Guess who's not in Kansas anymore?

While branding remains central to any differentiation strategy, to facilitate it now requires evolving out of the ancient marketing wisdom that saw salvation in saturation advertising and front-of-aisle displays. Today, branding requires informing, entertaining and serving an identifiable audience. And that, in turn, means rolling your own networks.

For years, marketers have lip-synched the importance of branding. They mouth the significance of brand "values." They hum their appreciation of consumer "community" and the concept of brand "emotion." At last, broadband enables them to put substance behind these words by crafting places and programming tuned to a company's very essence.

The most broad-minded (pun intended) executives in this new era work inside some of the larger entertainment conglomerates-not surprising, since these are the companies that for three generations literally gave their products to broadcasters to sell to advertisers. Among the most visionary is Kevin Conroy, senior VP-worldwide marketing at BMG Entertainment, the music and entertainment unit of Germany's Bertelsmann. BMG, which counts RCA and Arista Records among the 200 labels it owns, has started several "genre sites" on the Web that help promote and sell its music.
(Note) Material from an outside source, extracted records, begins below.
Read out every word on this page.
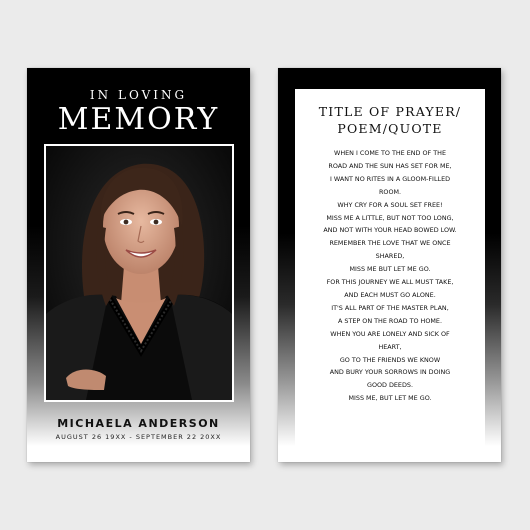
IN LOVING
MEMORY
MICHAELA ANDERSON
AUGUST 26 19XX - SEPTEMBER 22 20XX
TITLE OF PRAYER/
POEM/QUOTE
WHEN I COME TO THE END OF THE
ROAD AND THE SUN HAS SET FOR ME,
I WANT NO RITES IN A GLOOM-FILLED
ROOM.
WHY CRY FOR A SOUL SET FREE!
MISS ME A LITTLE, BUT NOT TOO LONG,
AND NOT WITH YOUR HEAD BOWED LOW.
REMEMBER THE LOVE THAT WE ONCE
SHARED,
MISS ME BUT LET ME GO.
FOR THIS JOURNEY WE ALL MUST TAKE,
AND EACH MUST GO ALONE.
IT'S ALL PART OF THE MASTER PLAN,
A STEP ON THE ROAD TO HOME.
WHEN YOU ARE LONELY AND SICK OF
HEART,
GO TO THE FRIENDS WE KNOW
AND BURY YOUR SORROWS IN DOING
GOOD DEEDS.
MISS ME, BUT LET ME GO.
But Conroy insists "these are not Web sites; these are channels."

"If consumers are interested in certain genres of music," Conroy told me recently, "and I can begin to create unique environments online that start out as Web sites, and I can create other elements of a multimedia channel that appeal to distinct lifestyles, and I can leverage that to build a community and people are there because they want to be there, then I'm an end point, not a pass-through."

His attitude-that music companies should never be MTV'd again and allow third-party entrepreneurs to build businesses from the labels' products-is something others should heed.

Think what Barnes & Noble could have done to if it had figured out its core brand advantage-its identity as a contemporary literary salon-would be augmented by a multimedia broadband network about books.

Consider what a Ford or a DaimlerChrysler can still do by leveraging the technologies that now deliver to drivers customized maps and using them to transmit customized entertainment to this captive but potentially delightable audience.

Ditto the drug and grocery retailers now competing hotly on the Web. The winners will be the two or three that create the next century's Good Housekeeping or Prevention-in broadband multimedia versions, of course.

For those who miss out, there's always Kansas. If you can find it.